1. Mature : (Lumen width "L")/(wall thickness"W") is less than 1
2. Half mature : (Lumen width "L")/(wall thickness "W") is less than 2 and more than 1
3. Immature : (Lumen width "L")/(wall thickness "W") is more than 2

About four to eight slides are prepared from each sample and examined. The results are presented as percentage of mature, half-mature and immature fibres in a sample. The results are also expressed in terms of "Maturity Coefficient"

Maturity Coefficient = (M + 0.6H + 0.4 I)/100 Where,

M is percentage of Mature fibres
H is percentage of Half mature fibres
I is percentage of Immature fibres

If maturity coefficient is

• less than 0.7, it is called as immature cotton
• between 0.7 to 0.9, it is called as medium mature cotton
• above 0.9, it is called as mature cotton

AIR FLOW METHOD FOR MEASURING MATURITY:

There are other techniques for measuring maturity using Micronaire instrument. As the fineness value determined by the Micronaire is dependent both on the intrinsic fineness(perimeter of the fibre) and the maturity, it may be assumed that if the intrinsic fineness is constant then the Micronaire value is a measure of the maturity

DYEING METHODS:
Mature and immature fibers differ in their behaviour towards various dyes. Certain dyes are preferentially taken up by the mature fibres while some dyes are preferentially absorbed by the immature fibres. Based on this observation, a differential dyeing technique was developed in the United States of America for estimating the maturity of cotton. In this technique, the sample is dyed in a bath containing a mixture of two dyes, namely Diphenyl Fast Red 5 BL and Chlorantine Fast Green BLL. The mature fibres take up the red dye preferentially, while the thin walled immature fibres take up the green dye. An estimate of the average of the sample can be visually assessed by the amount of red and green fibres.

FIBRE STRENGTH:
The different measures available for reporting fibre strength are

1. breaking strength
2. tensile strength and
3. tenacity or intrinsic strength

Coarse cottons generally give higher values for fibre strength than finer ones. In order, to compare strength of two cottons differing in fineness, it is necessary to eliminate the effect of the difference in cross-sectional area by dividing the observed fibre strength by the fibre weight per unit length. The value so obtained is known as "INTRINSIC STRENGTH or TENACITY". Tenacity is found to be better related to spinning than the breaking strength.

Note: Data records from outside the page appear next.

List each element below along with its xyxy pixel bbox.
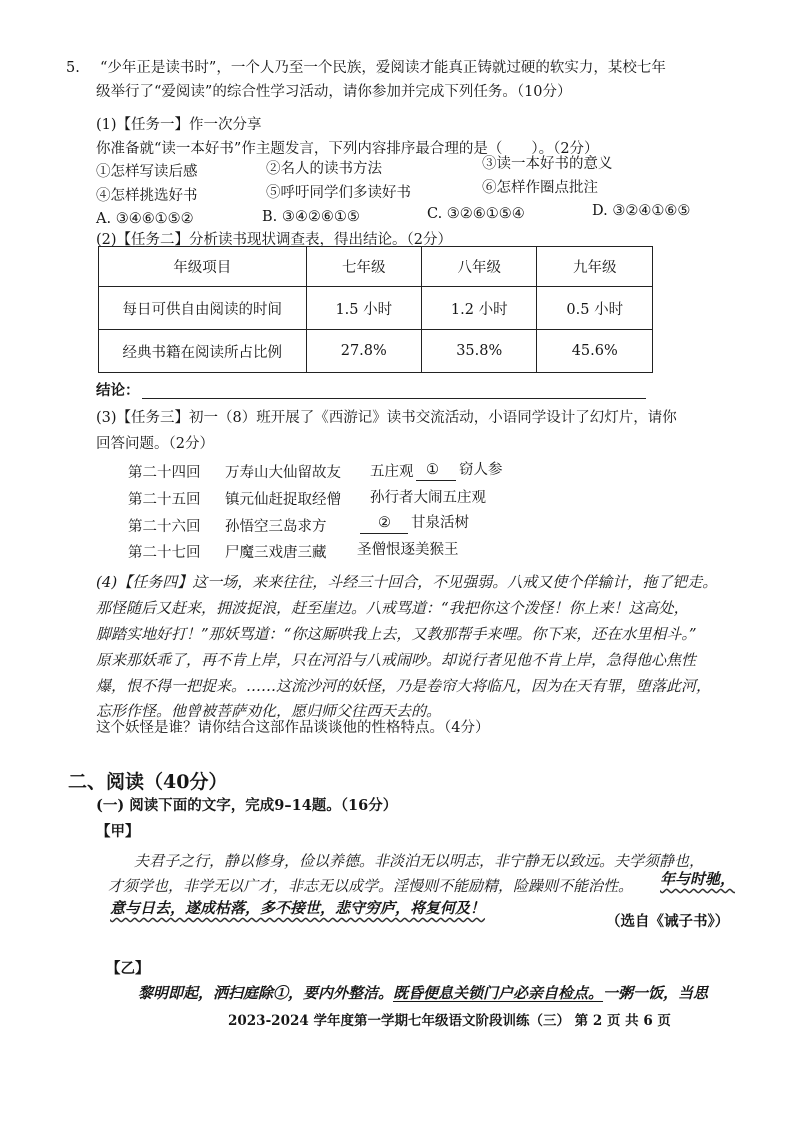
conclusion-label: 结论： bbox=[96, 382, 140, 399]
question-number: 5. bbox=[66, 60, 80, 76]
chapter-title-right-tail: 窃人参 bbox=[459, 462, 503, 478]
page-footer: 2023-2024 学年度第一学期七年级语文阶段训练（三） 第 2 页 共 6 页 bbox=[228, 1013, 671, 1029]
passage-label-jia: 【甲】 bbox=[96, 823, 140, 840]
chapter-number: 第二十六回 bbox=[128, 519, 201, 535]
table-cell: 0.5 小时 bbox=[537, 287, 653, 330]
table-cell: 每日可供自由阅读的时间 bbox=[99, 287, 307, 330]
table-cell: 1.5 小时 bbox=[306, 287, 421, 330]
yi-text-pre: 黎明即起，洒扫庭除①，要内外整洁。 bbox=[138, 984, 394, 1002]
table-header-cell: 八年级 bbox=[422, 247, 537, 287]
passage-label-yi: 【乙】 bbox=[106, 960, 150, 977]
q5-intro-line2: 级举行了“爱阅读”的综合性学习活动，请你参加并完成下列任务。（10分） bbox=[96, 84, 572, 100]
task1-item-4: ④怎样挑选好书 bbox=[96, 188, 198, 204]
chapter-title-right: 五庄观 bbox=[370, 464, 414, 480]
chapter-number: 第二十五回 bbox=[128, 492, 201, 508]
source-citation: （选自《诫子书》） bbox=[606, 913, 730, 930]
blank-marker-2: ② bbox=[378, 515, 391, 531]
section-title: 二、阅读（40分） bbox=[68, 771, 228, 793]
yi-underlined-sentence: 既昏便息关锁门户必亲自检点。 bbox=[393, 984, 604, 1002]
task1-item-5: ⑤呼吁同学们多读好书 bbox=[266, 185, 411, 201]
task1-item-2: ②名人的读书方法 bbox=[266, 161, 382, 177]
chapter-number: 第二十七回 bbox=[128, 545, 201, 561]
reading-survey-table bbox=[98, 246, 653, 373]
task4-question: 这个妖怪是谁？请你结合这部作品谈谈他的性格特点。（4分） bbox=[96, 720, 490, 736]
task1-option-b: B. ③④②⑥①⑤ bbox=[262, 209, 360, 225]
task1-item-3: ③读一本好书的意义 bbox=[482, 156, 613, 172]
table-header-cell: 年级项目 bbox=[99, 247, 307, 287]
chapter-title-left: 镇元仙赶捉取经僧 bbox=[225, 492, 341, 508]
table-cell: 1.2 小时 bbox=[422, 287, 537, 330]
jia-passage-line: 才须学也，非学无以广才，非志无以成学。淫慢则不能励精，险躁则不能治性。 bbox=[108, 877, 634, 895]
chapter-title-right-tail: 甘泉活树 bbox=[411, 515, 469, 531]
table-header-cell: 九年级 bbox=[537, 247, 653, 287]
chapter-title-left: 孙悟空三岛求方 bbox=[225, 519, 327, 535]
task1-question: 你准备就“读一本好书”作主题发言，下列内容排序最合理的是（ ）。（2分） bbox=[96, 141, 599, 157]
task1-item-1: ①怎样写读后感 bbox=[96, 164, 198, 180]
chapter-title-left: 尸魔三戏唐三藏 bbox=[225, 545, 327, 561]
task1-item-6: ⑥怎样作圈点批注 bbox=[482, 180, 598, 196]
task3-line2: 回答问题。（2分） bbox=[96, 436, 214, 452]
yi-passage-line bbox=[138, 983, 708, 1003]
task1-option-d: D. ③②④①⑥⑤ bbox=[592, 203, 691, 219]
yi-text-post: 一粥一饭，当思 bbox=[603, 984, 709, 1002]
task3-line1: (3)【任务三】初一（8）班开展了《西游记》读书交流活动，小语同学设计了幻灯片，请你 bbox=[96, 410, 677, 426]
blank-marker-1: ① bbox=[426, 462, 439, 478]
task1-option-a: A. ③④⑥①⑤② bbox=[96, 211, 194, 227]
task1-title: (1)【任务一】作一次分享 bbox=[96, 117, 262, 133]
jia-wavy-underline-2: 意与日去，遂成枯落，多不接世，悲守穷庐，将复何及！ bbox=[110, 899, 486, 917]
task4-passage-line: (4)【任务四】这一场，来来往往，斗经三十回合，不见强弱。八戒又使个佯输计，拖了钯走。 bbox=[96, 573, 718, 591]
chapter-title-right: 圣僧恨逐美猴王 bbox=[357, 542, 459, 558]
task2-title: (2)【任务二】分析读书现状调查表，得出结论。（2分） bbox=[96, 232, 453, 248]
conclusion-answer-line bbox=[142, 398, 646, 399]
task4-passage-line: 爆，恨不得一把捉来。……这流沙河的妖怪，乃是卷帘大将临凡，因为在天有罪，堕落此河， bbox=[96, 677, 712, 695]
task1-option-c: C. ③②⑥①⑤④ bbox=[427, 206, 525, 222]
section-subtitle: (一) 阅读下面的文字，完成9–14题。（16分） bbox=[96, 797, 398, 814]
fill-blank-1 bbox=[416, 480, 456, 481]
task4-passage-line: 脚踏实地好打！”那妖骂道：“你这厮哄我上去，又教那帮手来哩。你下来，还在水里相斗。” bbox=[96, 625, 697, 643]
table-cell: 经典书籍在阅读所占比例 bbox=[99, 330, 307, 373]
table-cell: 35.8% bbox=[422, 330, 537, 373]
table-cell: 27.8% bbox=[306, 330, 421, 373]
task4-passage-line: 那怪随后又赶来，拥波捉浪，赶至崖边。八戒骂道：“我把你这个泼怪！你上来！这高处， bbox=[96, 599, 689, 617]
task4-passage-line: 忘形作怪。他曾被菩萨劝化，愿归师父往西天去的。 bbox=[96, 702, 442, 720]
jia-wavy-underline-1: 年与时驰， bbox=[660, 870, 736, 888]
chapter-title-left: 万寿山大仙留故友 bbox=[225, 465, 341, 481]
q5-intro-line1: “少年正是读书时”，一个人乃至一个民族，爱阅读才能真正铸就过硬的软实力，某校七年 bbox=[100, 60, 666, 76]
chapter-title-right: 孙行者大闹五庄观 bbox=[370, 490, 486, 506]
table-header-cell: 七年级 bbox=[306, 247, 421, 287]
table-header-row bbox=[99, 247, 653, 287]
table-row bbox=[99, 287, 653, 330]
fill-blank-2 bbox=[360, 533, 408, 534]
chapter-number: 第二十四回 bbox=[128, 465, 201, 481]
jia-passage-line: 夫君子之行，静以修身，俭以养德。非淡泊无以明志，非宁静无以致远。夫学须静也， bbox=[134, 852, 705, 870]
task4-passage-line: 原来那妖乖了，再不肯上岸，只在河沿与八戒闹吵。却说行者见他不肯上岸，急得他心焦性 bbox=[96, 651, 697, 669]
table-cell: 45.6% bbox=[537, 330, 653, 373]
table-row bbox=[99, 330, 653, 373]
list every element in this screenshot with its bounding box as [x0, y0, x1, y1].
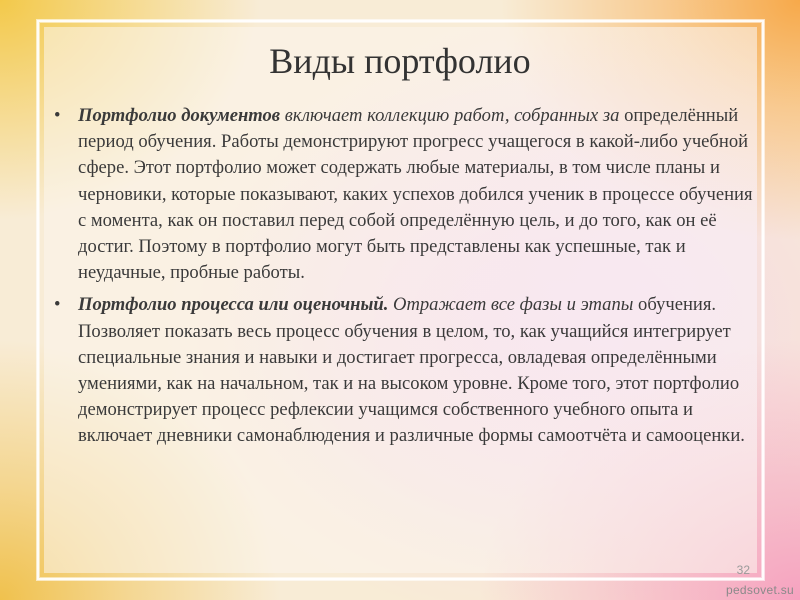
page-number: 32 — [736, 563, 750, 577]
bullet-lead-rest: включает коллекцию работ, собранных за — [280, 105, 620, 126]
watermark: pedsovet.su — [725, 583, 794, 597]
bullet-dot-icon: • — [54, 294, 61, 316]
bullet-item-document-portfolio — [54, 103, 758, 286]
bullet-text: определённый период обучения. Работы демонстрируют прогресс учащегося в какой-либо учебной сфере. Этот портфолио может содержать любые материалы, в том числе планы и черновики, которые показывают, каких успехов добился ученик в процессе обучения с момента, как он поставил перед собой определённую цель, и до того, как он её достиг. Поэтому в портфолио могут быть представлены как успешные, так и неудачные, пробные работы. — [78, 105, 753, 284]
bullet-item-process-portfolio — [54, 292, 758, 449]
bullet-lead-rest: Отражает все фазы и этапы — [388, 294, 634, 316]
bullet-dot-icon: • — [54, 105, 61, 126]
bullet-list — [54, 103, 758, 456]
bullet-lead: Портфолио процесса или оценочный. — [78, 294, 389, 316]
bullet-text: обучения. Позволяет показать весь процесс обучения в целом, то, как учащийся интегрирует специальные знания и навыки и достигает прогресса, овладевая определёнными умениями, как на начальном, так и на высоком уровне. Кроме того, этот портфолио демонстрирует процесс рефлексии учащимся собственного учебного опыта и включает дневники самонаблюдения и различные формы самоотчёта и самооценки. — [78, 294, 745, 447]
bullet-lead: Портфолио документов — [78, 105, 281, 126]
slide-title: Виды портфолио — [269, 41, 531, 81]
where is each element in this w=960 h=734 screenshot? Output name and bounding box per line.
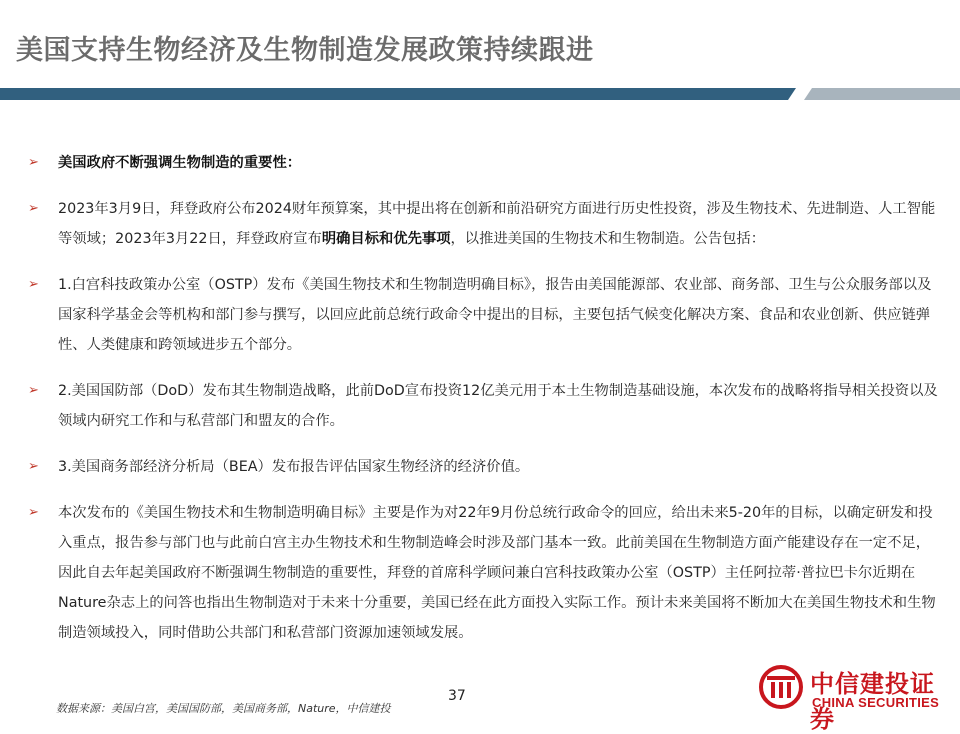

The strength characteristics can be determined either on individual fibres or on bundle of fibres.

SINGLE FIBRE STRENGTH:
The tenacity of fibre is dependent upon the following factors

The mean single fibre strength determined is expressed in units of "grams/tex". As it is seen the the unit for tenacity has the dimension of length only, and hence this property is also expressed as the "BREAKING LENGTH", which can be considered as the length of the specimen equivalent in weight to the breaking load. Since tex is the mass in grams of one kilometer of the specimen, the tenacity values expressed in grams/tex will correspond to the breaking length in kilometers.

BUNDLE FIBRE STRENGTH:
In practice, fibres are not used individually but in groups, such as in yarns or fabrics. Thus, bundles or groups of fibres come into play during the tensile break of yarns or fabrics. Further,the correlation between spinning performance and bundle strength is atleast as high as that between spinning performance and intrinsic strength determined by testing individual fibres. The testing of bundles of fibres takes less time and involves less strain than testing individual fibres. In view of these considerations, determination of breaking strength of fibre bundles has assumed greater importance than single fibre strength tests.